Poster: Wu Jun, Google researcher
The cosine theorem and the classification of news seem to be two things out of reach, but they are closely related. Specifically, the classification of news relies heavily on the cosine theorem.
Google News is automatically classified and organized. The so-called news classification is nothing more than putting similar news into a category. A computer can only perform computation quickly because it does not understand news. This requires us to design an algorithm to calculate the similarity of any two news articles. To do this, we need to find a way to describe a piece of news with a set of numbers.
Let's take a look at how to find a set of numbers or a vector to describe a news article. Recall the concept of TF/IDF introduced in "How to measure webpage Relevance. For all the real words in a news article, we can calculate their single text vocabulary Frequency/inverse text frequency value (TF/IDF ). It is hard to imagine that the frequency of real words related to news topics is high, and the TF/IDF value is very large. We sort the TF/IDF values of these words in the vocabulary. For example, a vocabulary contains 64,000 words, which are
Word no.
------------------
1
2.
3. Alibaba Cloud
4 Ayi
...
789 clothing
....
64000 homework
In a news article, the TF/IDF values of the 64,000 words are
Word number TF/IDF Value
====================
1 0
2 0.0034
3 0
4 0.00052
5 0
...
789 0.034
...
64000 0.075
If a word in a word table does not appear in News, and the corresponding value is zero, the 64,000 number forms a 64,000-dimensional vector. We use this vector to represent the news and become the feature vector of news. If the feature vectors of two news articles are similar, the corresponding news content is similar. They should be in the same category, and vice versa.

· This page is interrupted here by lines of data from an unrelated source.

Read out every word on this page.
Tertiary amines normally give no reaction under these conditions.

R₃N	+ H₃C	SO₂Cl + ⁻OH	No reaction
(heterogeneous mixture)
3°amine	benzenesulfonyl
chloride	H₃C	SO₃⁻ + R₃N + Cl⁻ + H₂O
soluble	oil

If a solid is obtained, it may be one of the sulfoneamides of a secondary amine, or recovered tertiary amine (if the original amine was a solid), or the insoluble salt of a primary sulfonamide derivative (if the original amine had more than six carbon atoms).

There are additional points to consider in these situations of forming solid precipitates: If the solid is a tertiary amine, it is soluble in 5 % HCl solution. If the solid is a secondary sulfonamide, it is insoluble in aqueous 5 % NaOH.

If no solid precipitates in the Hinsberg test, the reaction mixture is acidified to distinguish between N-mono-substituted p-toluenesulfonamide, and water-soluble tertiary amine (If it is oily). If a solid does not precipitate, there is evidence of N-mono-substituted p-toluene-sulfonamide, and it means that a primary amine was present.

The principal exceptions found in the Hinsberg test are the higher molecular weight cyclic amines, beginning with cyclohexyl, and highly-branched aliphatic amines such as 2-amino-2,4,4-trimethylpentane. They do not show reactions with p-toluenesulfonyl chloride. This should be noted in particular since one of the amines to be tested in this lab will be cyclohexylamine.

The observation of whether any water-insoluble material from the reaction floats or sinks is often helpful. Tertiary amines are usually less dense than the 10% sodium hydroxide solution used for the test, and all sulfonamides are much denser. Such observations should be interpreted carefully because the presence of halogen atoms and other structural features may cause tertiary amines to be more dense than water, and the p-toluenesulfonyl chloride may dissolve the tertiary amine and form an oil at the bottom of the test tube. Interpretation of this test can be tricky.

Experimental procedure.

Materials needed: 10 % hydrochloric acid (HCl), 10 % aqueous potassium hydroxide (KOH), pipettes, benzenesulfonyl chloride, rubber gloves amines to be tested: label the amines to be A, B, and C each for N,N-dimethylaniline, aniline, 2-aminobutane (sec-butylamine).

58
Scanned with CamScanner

Anyone who has learned vector algebra knows that a vector is actually a line segment with a direction in a multi-dimensional space. If the direction of the two vectors is the same, that is, the angle is close to zero, then the two vectors are similar. To determine whether the direction of the two vectors is consistent, the cosine theorem is used to calculate the angle of the vector.
The cosine theorem is no stranger to each of us. It describes the relationship between any angle in a triangle and three sides. In other words, given the three sides of a triangle, we can use the cosine theorem to obtain the angle of each angle of a triangle. Assume that the three sides of a triangle are A, B, and c, and the corresponding three angles are A, B, and C, then the cosine of angle --
If we regard B and c on both sides of a triangle as two vectors, the above formula is equivalent
The denominator represents the length of the two vectors B and c, and the numerator represents the inner product of the two vectors. For example, if the vectors corresponding to news X and news Y are
X1, x2,..., x64000 and
Y1, y2,..., y64000,
The cosine of the angle is equal,
When the cosine of the two news vectors is the same as that of the moment, the two news are completely duplicated (this method can be used to delete duplicate webpages). When the cosine of the angle is close to that of the moment, the two news are similar, this can be classified into a category; the smaller the cosine of the angle, the less irrelevant the two news.
When we learned the cosine theorem in middle school, it was hard to imagine that it could be used to classify news. Here, we can see the purpose of the mathematical tool again.